Always allow your benzoyl peroxide gel to dry thoroughly before going to bed. It can get on your pillowcase and might be transferred to areas where it wasn't applied. If you notice your eyelids getting irritated, try changing your pillowcase more often.

Smile Lines

The area next to your mouth extending up to your nose where you have "smile lines" tends to be quite sensitive and is typically the first place you'll notice irritation and/or dryness.

If this area gets too dry, apply a very thin layer of Vaseline to occlude and protect the skin. (Don't worry -- it will NOT break you out!) After a few days, you should be able to tolerate your benzoyl peroxide acne treatment again.

Do Not Wear Benzoyl Peroxide While Working Out

Be sure to wash off your benzoyl peroxide acne medication if you expect to perspire (for example - during exercise, physical labor, or outdoor activity in the sun). When you get hot or sweaty, BPO can feel very uncomfortable. It might also run or drip into your eyes, causing redness and irritation.
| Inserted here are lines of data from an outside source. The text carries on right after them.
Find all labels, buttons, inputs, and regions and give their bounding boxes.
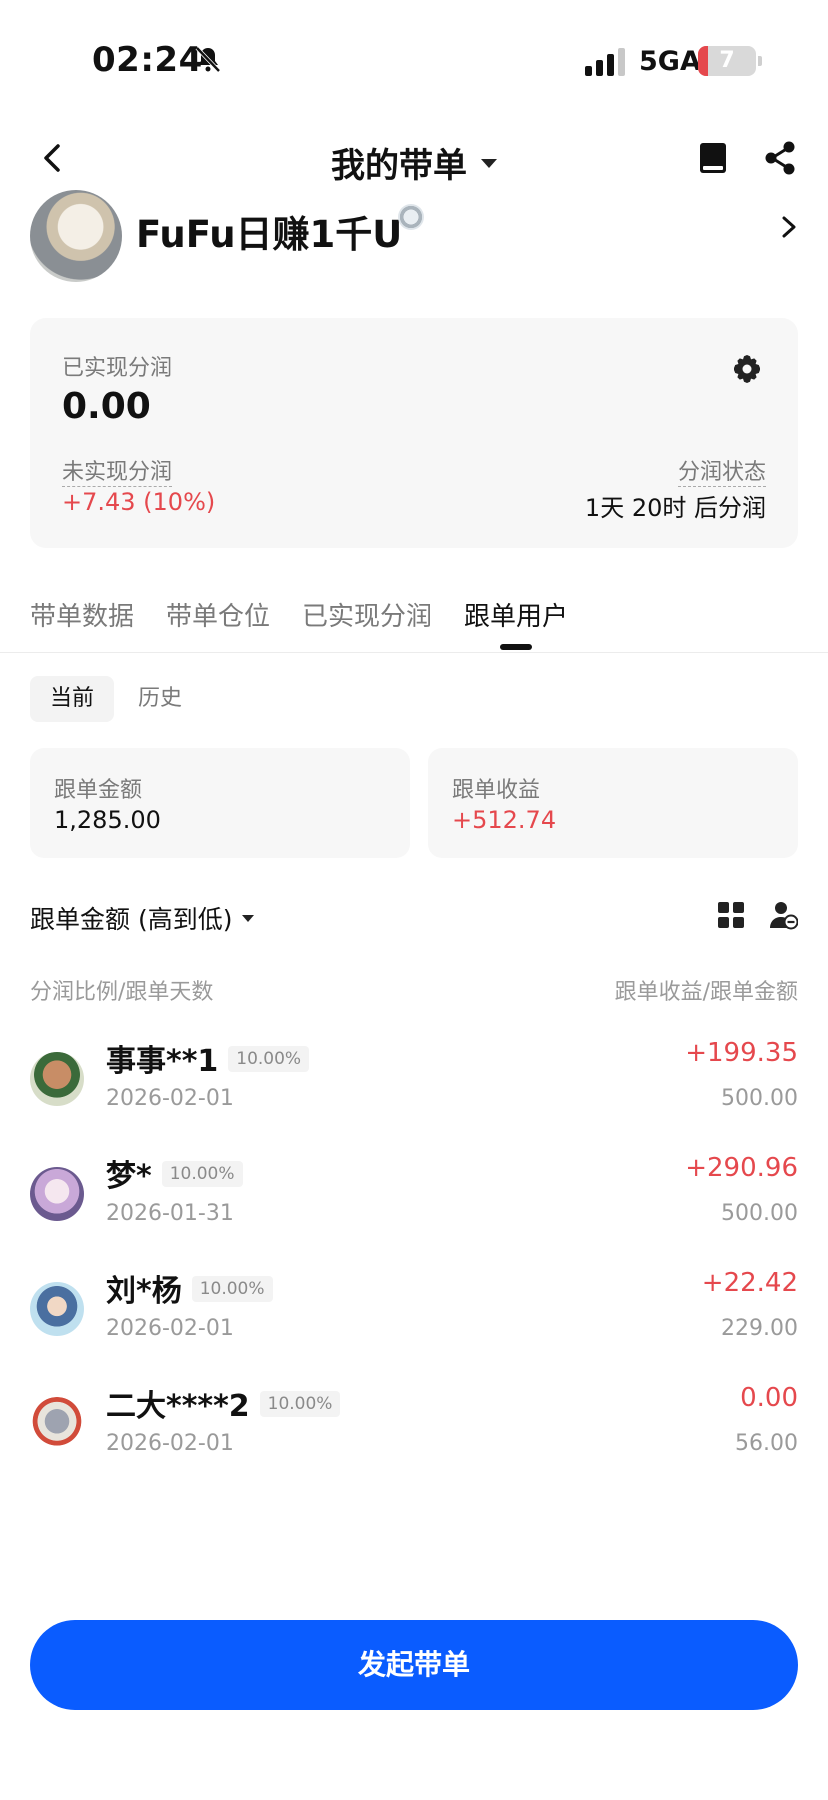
trader-name[interactable]: FuFu日赚1千U	[136, 204, 402, 258]
bell-muted-icon	[195, 46, 221, 73]
unrealized-profit-label[interactable]: 未实现分润	[62, 454, 173, 487]
follower-date: 2026-02-01	[106, 1316, 234, 1341]
silver-medal-icon	[398, 204, 424, 230]
status-time: 02:24	[92, 40, 203, 80]
sort-label: 跟单金额 (高到低)	[30, 905, 233, 934]
profit-ratio-badge: 10.00%	[259, 1390, 341, 1417]
follower-row[interactable]: 梦* 10.00% 2026-01-31 +290.96 500.00	[30, 1145, 798, 1235]
tab-followers[interactable]: 跟单用户	[464, 596, 568, 633]
unrealized-profit-value: +7.43 (10%)	[62, 488, 216, 516]
subtab-current[interactable]: 当前	[30, 676, 114, 722]
column-header-left: 分润比例/跟单天数	[30, 980, 214, 1005]
share-icon[interactable]	[762, 140, 798, 176]
follower-row[interactable]: 刘*杨 10.00% 2026-02-01 +22.42 229.00	[30, 1260, 798, 1350]
follower-date: 2026-02-01	[106, 1431, 234, 1456]
follow-amount-label: 跟单金额	[54, 778, 143, 803]
start-copy-trade-button[interactable]: 发起带单	[30, 1620, 798, 1710]
trader-avatar[interactable]	[30, 190, 122, 282]
follower-profit: +290.96	[685, 1153, 798, 1183]
tab-copy-positions[interactable]: 带单仓位	[166, 596, 270, 633]
follower-avatar	[30, 1282, 84, 1336]
gear-icon[interactable]	[732, 354, 762, 384]
follower-profit: +199.35	[685, 1038, 798, 1068]
profit-ratio-badge: 10.00%	[228, 1045, 310, 1072]
subtab-history[interactable]: 历史	[138, 676, 182, 722]
manage-user-icon[interactable]	[770, 900, 798, 930]
column-header-right: 跟单收益/跟单金额	[614, 980, 798, 1005]
tab-realized-profit[interactable]: 已实现分润	[302, 596, 432, 633]
follow-profit-card: 跟单收益 +512.74	[428, 748, 798, 858]
follower-avatar	[30, 1397, 84, 1451]
follower-name: 刘*杨 10.00%	[106, 1266, 273, 1310]
follower-row[interactable]: 二大****2 10.00% 2026-02-01 0.00 56.00	[30, 1375, 798, 1465]
profit-status-label[interactable]: 分润状态	[677, 454, 766, 487]
caret-down-icon	[481, 159, 497, 168]
page-title: 我的带单	[331, 146, 467, 186]
follow-amount-card: 跟单金额 1,285.00	[30, 748, 410, 858]
follower-name: 梦* 10.00%	[106, 1151, 243, 1195]
profit-share-card: 已实现分润 0.00 未实现分润 +7.43 (10%) 分润状态 1天 20时…	[30, 318, 798, 548]
realized-profit-label: 已实现分润	[62, 356, 173, 381]
realized-profit-value: 0.00	[62, 386, 151, 427]
profit-status-value: 1天 20时 后分润	[584, 494, 766, 522]
follower-name: 事事**1 10.00%	[106, 1036, 310, 1080]
chevron-right-icon[interactable]	[778, 214, 800, 240]
status-bar: 02:24 5GA 7	[0, 0, 828, 120]
network-label: 5GA	[639, 46, 701, 77]
follower-name: 二大****2 10.00%	[106, 1381, 341, 1425]
follow-amount-value: 1,285.00	[54, 806, 161, 834]
book-icon[interactable]	[698, 142, 728, 176]
caret-down-icon	[242, 914, 255, 922]
follow-profit-label: 跟单收益	[452, 778, 541, 803]
follower-profit: 0.00	[740, 1383, 798, 1413]
tab-copy-data[interactable]: 带单数据	[30, 596, 134, 633]
active-tab-indicator	[500, 644, 532, 650]
battery-level: 7	[719, 48, 735, 73]
signal-icon	[585, 48, 625, 76]
follower-date: 2026-02-01	[106, 1086, 234, 1111]
profit-ratio-badge: 10.00%	[191, 1275, 273, 1302]
profit-ratio-badge: 10.00%	[161, 1160, 243, 1187]
follower-amount: 500.00	[721, 1201, 798, 1226]
follower-profit: +22.42	[701, 1268, 798, 1298]
battery-icon: 7	[698, 46, 762, 76]
follower-amount: 56.00	[735, 1431, 798, 1456]
sort-dropdown[interactable]: 跟单金额 (高到低)	[30, 900, 255, 936]
grid-view-icon[interactable]	[718, 902, 744, 928]
follower-amount: 229.00	[721, 1316, 798, 1341]
follow-profit-value: +512.74	[452, 806, 557, 834]
follower-avatar	[30, 1052, 84, 1106]
follower-row[interactable]: 事事**1 10.00% 2026-02-01 +199.35 500.00	[30, 1030, 798, 1120]
divider	[0, 652, 828, 653]
follower-date: 2026-01-31	[106, 1201, 234, 1226]
follower-amount: 500.00	[721, 1086, 798, 1111]
follower-avatar	[30, 1167, 84, 1221]
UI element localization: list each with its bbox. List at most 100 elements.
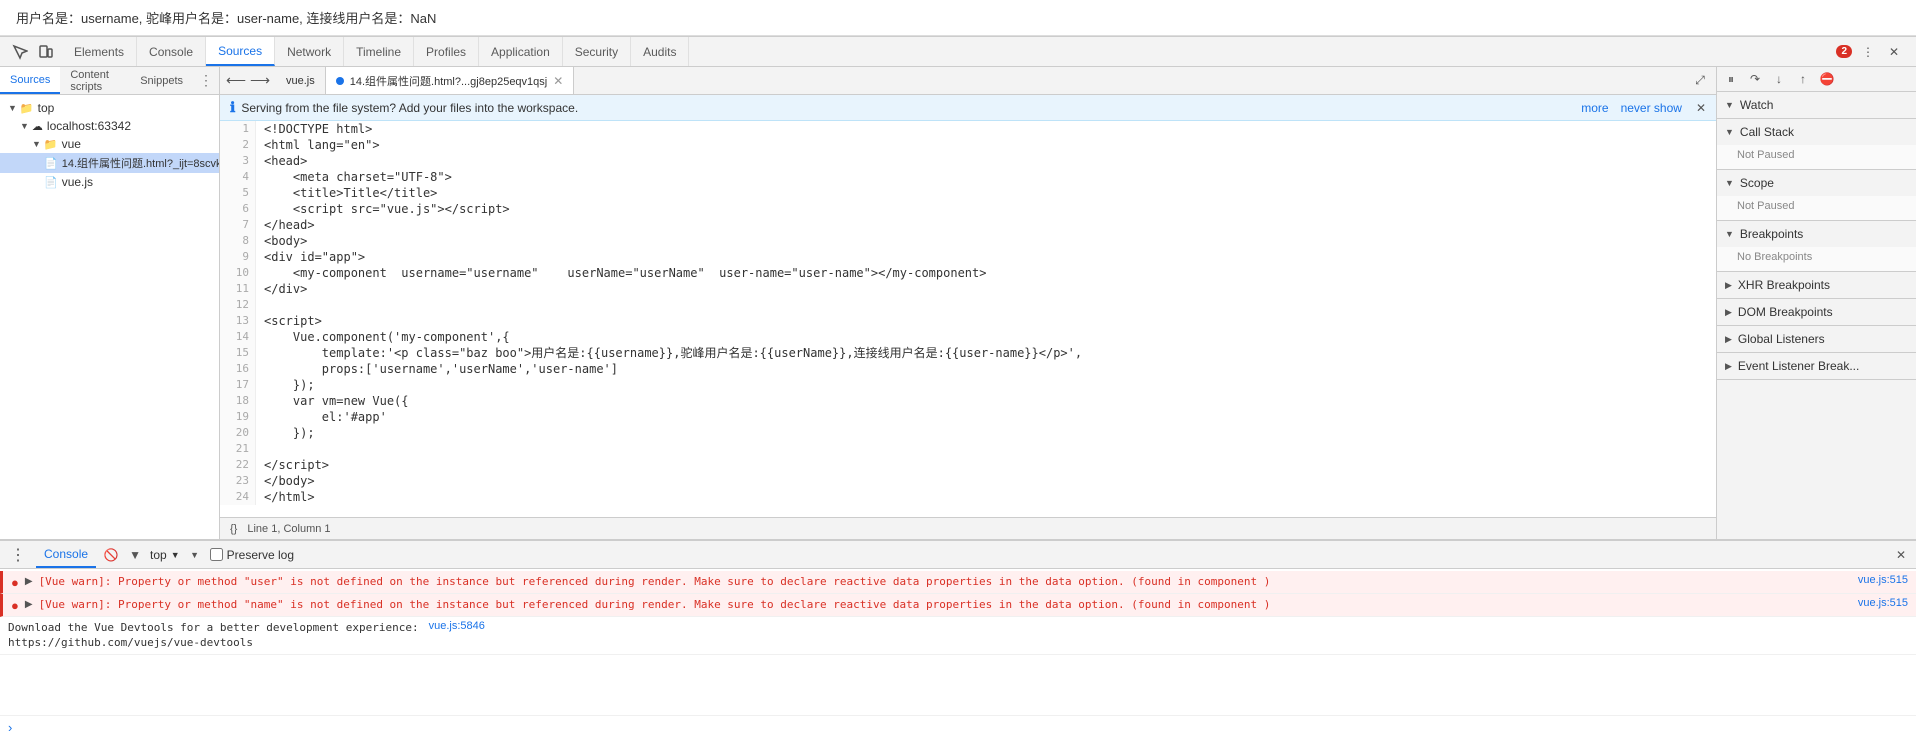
cloud-icon: ☁ bbox=[32, 120, 43, 133]
tab-elements[interactable]: Elements bbox=[62, 37, 137, 66]
code-tab-html-label: 14.组件属性问题.html?...gj8ep25eqv1qsj bbox=[350, 73, 547, 89]
info-bar-never-link[interactable]: never show bbox=[1621, 101, 1682, 115]
tree-item-localhost[interactable]: ▼ ☁ localhost:63342 bbox=[0, 117, 219, 135]
code-line-3: 3<head> bbox=[220, 153, 1716, 169]
tree-item-top[interactable]: ▼ 📁 top bbox=[0, 99, 219, 117]
filter-dropdown-icon[interactable]: ▼ bbox=[186, 546, 204, 564]
subtab-snippets[interactable]: Snippets bbox=[130, 67, 193, 94]
step-into-icon[interactable]: ↓ bbox=[1769, 69, 1789, 89]
step-over-icon[interactable]: ↷ bbox=[1745, 69, 1765, 89]
section-call-stack: ▼ Call Stack Not Paused bbox=[1717, 119, 1916, 170]
top-frame-selector[interactable]: top ▼ bbox=[150, 548, 180, 562]
code-tab-vuejs[interactable]: vue.js bbox=[276, 67, 326, 94]
info-bar-close-icon[interactable]: ✕ bbox=[1696, 101, 1706, 115]
format-icon[interactable]: {} bbox=[230, 523, 237, 535]
line-code: }); bbox=[256, 425, 323, 441]
section-dom-breakpoints: ▶ DOM Breakpoints bbox=[1717, 299, 1916, 326]
section-scope-header[interactable]: ▼ Scope bbox=[1717, 170, 1916, 196]
expand-arrow-icon[interactable]: ▶ bbox=[25, 599, 33, 610]
line-code: <script> bbox=[256, 313, 330, 329]
console-menu-icon[interactable]: ⋮ bbox=[6, 545, 30, 565]
console-messages: ● ▶ [Vue warn]: Property or method "user… bbox=[0, 569, 1916, 715]
tab-security[interactable]: Security bbox=[563, 37, 631, 66]
go-forward-icon[interactable]: ⟶ bbox=[250, 71, 270, 91]
tab-network[interactable]: Network bbox=[275, 37, 344, 66]
tree-item-file1[interactable]: 📄 14.组件属性问题.html?_ijt=8scvkt0g... bbox=[0, 153, 219, 173]
filter-icon[interactable]: ▼ bbox=[126, 546, 144, 564]
code-tab-html[interactable]: 14.组件属性问题.html?...gj8ep25eqv1qsj ✕ bbox=[326, 67, 575, 94]
tab-application[interactable]: Application bbox=[479, 37, 563, 66]
info-bar-text: Serving from the file system? Add your f… bbox=[241, 101, 578, 115]
line-code: <meta charset="UTF-8"> bbox=[256, 169, 460, 185]
console-tab[interactable]: Console bbox=[36, 541, 96, 568]
tree-item-file2[interactable]: 📄 vue.js bbox=[0, 173, 219, 191]
section-call-stack-header[interactable]: ▼ Call Stack bbox=[1717, 119, 1916, 145]
code-line-23: 23</body> bbox=[220, 473, 1716, 489]
info-bar-more-link[interactable]: more bbox=[1581, 101, 1608, 115]
tree-item-vue-folder[interactable]: ▼ 📁 vue bbox=[0, 135, 219, 153]
sources-panel: Sources Content scripts Snippets ⋮ ▼ 📁 bbox=[0, 67, 220, 539]
line-number: 11 bbox=[220, 281, 256, 297]
folder-icon-top: 📁 bbox=[20, 102, 34, 115]
tab-audits[interactable]: Audits bbox=[631, 37, 689, 66]
deactivate-breakpoints-icon[interactable]: ⛔ bbox=[1817, 69, 1837, 89]
console-msg-link-info[interactable]: vue.js:5846 bbox=[429, 620, 485, 632]
tree-arrow-top: ▼ bbox=[8, 103, 17, 113]
console-msg-link[interactable]: vue.js:515 bbox=[1858, 597, 1908, 609]
code-line-5: 5 <title>Title</title> bbox=[220, 185, 1716, 201]
line-number: 12 bbox=[220, 297, 256, 313]
line-number: 6 bbox=[220, 201, 256, 217]
section-event-header[interactable]: ▶ Event Listener Break... bbox=[1717, 353, 1916, 379]
code-tab-vuejs-label: vue.js bbox=[286, 75, 315, 87]
console-input[interactable] bbox=[18, 721, 1908, 735]
inspect-icon[interactable] bbox=[10, 42, 30, 62]
error-badge: 2 bbox=[1836, 45, 1852, 58]
tab-sources[interactable]: Sources bbox=[206, 37, 275, 66]
line-code: <html lang="en"> bbox=[256, 137, 388, 153]
section-watch-header[interactable]: ▼ Watch bbox=[1717, 92, 1916, 118]
line-code: var vm=new Vue({ bbox=[256, 393, 417, 409]
console-message-0: ● ▶ [Vue warn]: Property or method "user… bbox=[0, 571, 1916, 594]
section-xhr-header[interactable]: ▶ XHR Breakpoints bbox=[1717, 272, 1916, 298]
section-breakpoints: ▼ Breakpoints No Breakpoints bbox=[1717, 221, 1916, 272]
console-prompt: › bbox=[0, 715, 1916, 739]
console-msg-text: [Vue warn]: Property or method "name" is… bbox=[39, 597, 1848, 612]
section-dom-header[interactable]: ▶ DOM Breakpoints bbox=[1717, 299, 1916, 325]
section-global-header[interactable]: ▶ Global Listeners bbox=[1717, 326, 1916, 352]
sources-tree: ▼ 📁 top ▼ ☁ localhost:63342 ▼ 📁 vue bbox=[0, 95, 219, 539]
devtools-left-icons bbox=[4, 42, 62, 62]
section-call-stack-content: Not Paused bbox=[1717, 145, 1916, 169]
file-icon-1: 📄 bbox=[44, 157, 58, 170]
subtabs-more-icon[interactable]: ⋮ bbox=[193, 67, 219, 94]
more-options-icon[interactable]: ⋮ bbox=[1858, 42, 1878, 62]
subtab-content-scripts[interactable]: Content scripts bbox=[60, 67, 130, 94]
console-msg-link[interactable]: vue.js:515 bbox=[1858, 574, 1908, 586]
tree-arrow-vue: ▼ bbox=[32, 139, 41, 149]
console-message-1: ● ▶ [Vue warn]: Property or method "name… bbox=[0, 594, 1916, 617]
code-editor[interactable]: 1<!DOCTYPE html>2<html lang="en">3<head>… bbox=[220, 121, 1716, 517]
code-line-2: 2<html lang="en"> bbox=[220, 137, 1716, 153]
fullscreen-icon[interactable]: ⤢ bbox=[1690, 71, 1710, 91]
tab-timeline[interactable]: Timeline bbox=[344, 37, 414, 66]
section-event-listener: ▶ Event Listener Break... bbox=[1717, 353, 1916, 380]
expand-arrow-icon[interactable]: ▶ bbox=[25, 576, 33, 587]
line-code: Vue.component('my-component',{ bbox=[256, 329, 518, 345]
line-number: 17 bbox=[220, 377, 256, 393]
line-number: 1 bbox=[220, 121, 256, 137]
preserve-log-checkbox[interactable] bbox=[210, 548, 223, 561]
pause-resume-icon[interactable]: ⏸ bbox=[1721, 69, 1741, 89]
code-line-22: 22</script> bbox=[220, 457, 1716, 473]
close-devtools-icon[interactable]: ✕ bbox=[1884, 42, 1904, 62]
console-close-icon[interactable]: ✕ bbox=[1892, 546, 1910, 564]
preserve-log-label[interactable]: Preserve log bbox=[210, 548, 294, 562]
close-tab-icon[interactable]: ✕ bbox=[553, 74, 563, 88]
section-breakpoints-header[interactable]: ▼ Breakpoints bbox=[1717, 221, 1916, 247]
clear-console-icon[interactable]: 🚫 bbox=[102, 546, 120, 564]
device-toolbar-icon[interactable] bbox=[36, 42, 56, 62]
go-back-icon[interactable]: ⟵ bbox=[226, 71, 246, 91]
code-bottom-bar: {} Line 1, Column 1 bbox=[220, 517, 1716, 539]
tab-console[interactable]: Console bbox=[137, 37, 206, 66]
subtab-sources[interactable]: Sources bbox=[0, 67, 60, 94]
tab-profiles[interactable]: Profiles bbox=[414, 37, 479, 66]
step-out-icon[interactable]: ↑ bbox=[1793, 69, 1813, 89]
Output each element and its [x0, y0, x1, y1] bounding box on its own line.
Benzoyl Peroxide Bleaches Fabric

The peroxide component of BPO will bleach colored/dyed fabric and may stain silk. 

Use a white washcloth and/or white towels when removing it or drying your skin. Use white pillowcases when you wear benzoyl peroxide overnight. Make sure it is completely dry before pulling tight clothing over your head, and wear an old T-shirt or white clothing when wearing it on your back.

Be sure to wash your hands with soap after applying it to avoid bleaching your towels.

Allergic Reaction

Allergies to benzoyl peroxide acne treatment products are rare, but they do happen occasionally. Less than 2% of acne sufferers are truly allergic to benzoyl peroxide.

Dry skin, flaking, and mild irritation are NOT considered an allergic reaction.

An allergy to benzoyl peroxide is characterized by itching, swelling, or burning, accompanied by a rash (similar to poison ivy dermatitis).

If an allergic reaction occurs, stop using your benzoyl peroxide immediately. Once your skin has healed, you can try alternative treatments.

You Must Be Consistent!

If you skip applications or only use your benzoyl peroxide as a spot treatment, you're giving acne a chance to form in your pores. You'll never be able to keep your acne under control if you skip your home care routine.